When you want to improve model prediction on new data by controlling complexity.
Syntax
ML Python
ElasticNet(alpha=1.0, l1_ratio=0.5, fit_intercept=True, max_iter=1000, random_state=None)
alpha controls overall strength of regularization; higher means more penalty.
l1_ratio controls mix between L1 (Lasso) and L2 (Ridge) penalties; 0 = Ridge, 1 = Lasso.
Examples
More weight on L1 penalty to encourage feature selection.
ML Python
ElasticNet(alpha=0.5, l1_ratio=0.7)
Equivalent to Ridge regression with only L2 penalty.
ML Python
ElasticNet(alpha=1.0, l1_ratio=0.0)
Equivalent to Lasso regression with only L1 penalty.
ML Python
ElasticNet(alpha=1.0, l1_ratio=1.0)
Sample Model
This example creates a dataset, trains an Elastic Net model, and shows how well it predicts new data by printing the error and learned coefficients.
ML Python
from sklearn.linear_model import ElasticNet
from sklearn.datasets import make_regression
from sklearn.model_selection import train_test_split
from sklearn.metrics import mean_squared_error

# Create sample data with 100 samples and 10 features
X, y = make_regression(n_samples=100, n_features=10, noise=10, random_state=42)

# Split data into training and testing sets
X_train, X_test, y_train, y_test = train_test_split(X, y, test_size=0.2, random_state=42)

# Create ElasticNet model with alpha=0.1 and l1_ratio=0.5
model = ElasticNet(alpha=0.1, l1_ratio=0.5, random_state=42)

# Train the model
model.fit(X_train, y_train)

# Predict on test data
predictions = model.predict(X_test)

# Calculate mean squared error
mse = mean_squared_error(y_test, predictions)

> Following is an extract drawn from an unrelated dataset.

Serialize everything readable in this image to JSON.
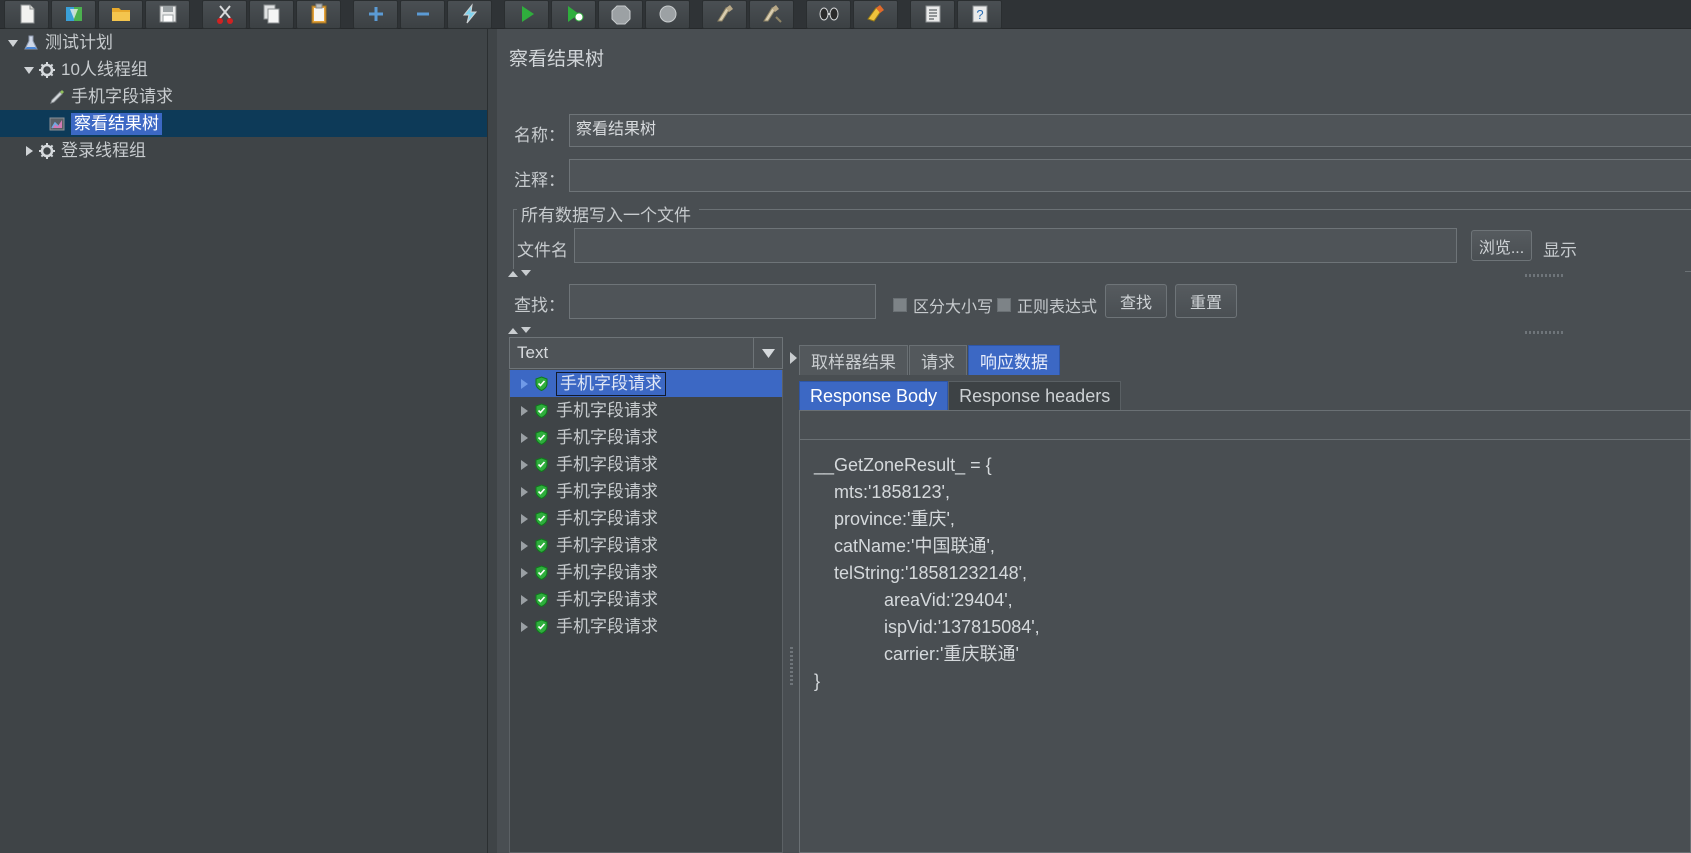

print(f"Mean Squared Error: {mse:.2f}")
print(f"Model coefficients: {model.coef_}")
OutputSuccess
Important Notes
Elastic Net is useful when you want both feature selection (like Lasso) and coefficient shrinkage (like Ridge).
Choosing the right alpha and l1_ratio values usually requires trying several options and checking performance.
Elastic Net can handle cases where features are highly correlated better than Lasso alone.
Summary
Elastic Net combines L1 and L2 penalties to keep models simple and stable.
It helps select important features and reduce overfitting.
Adjust alpha and l1_ratio to control the balance between penalties.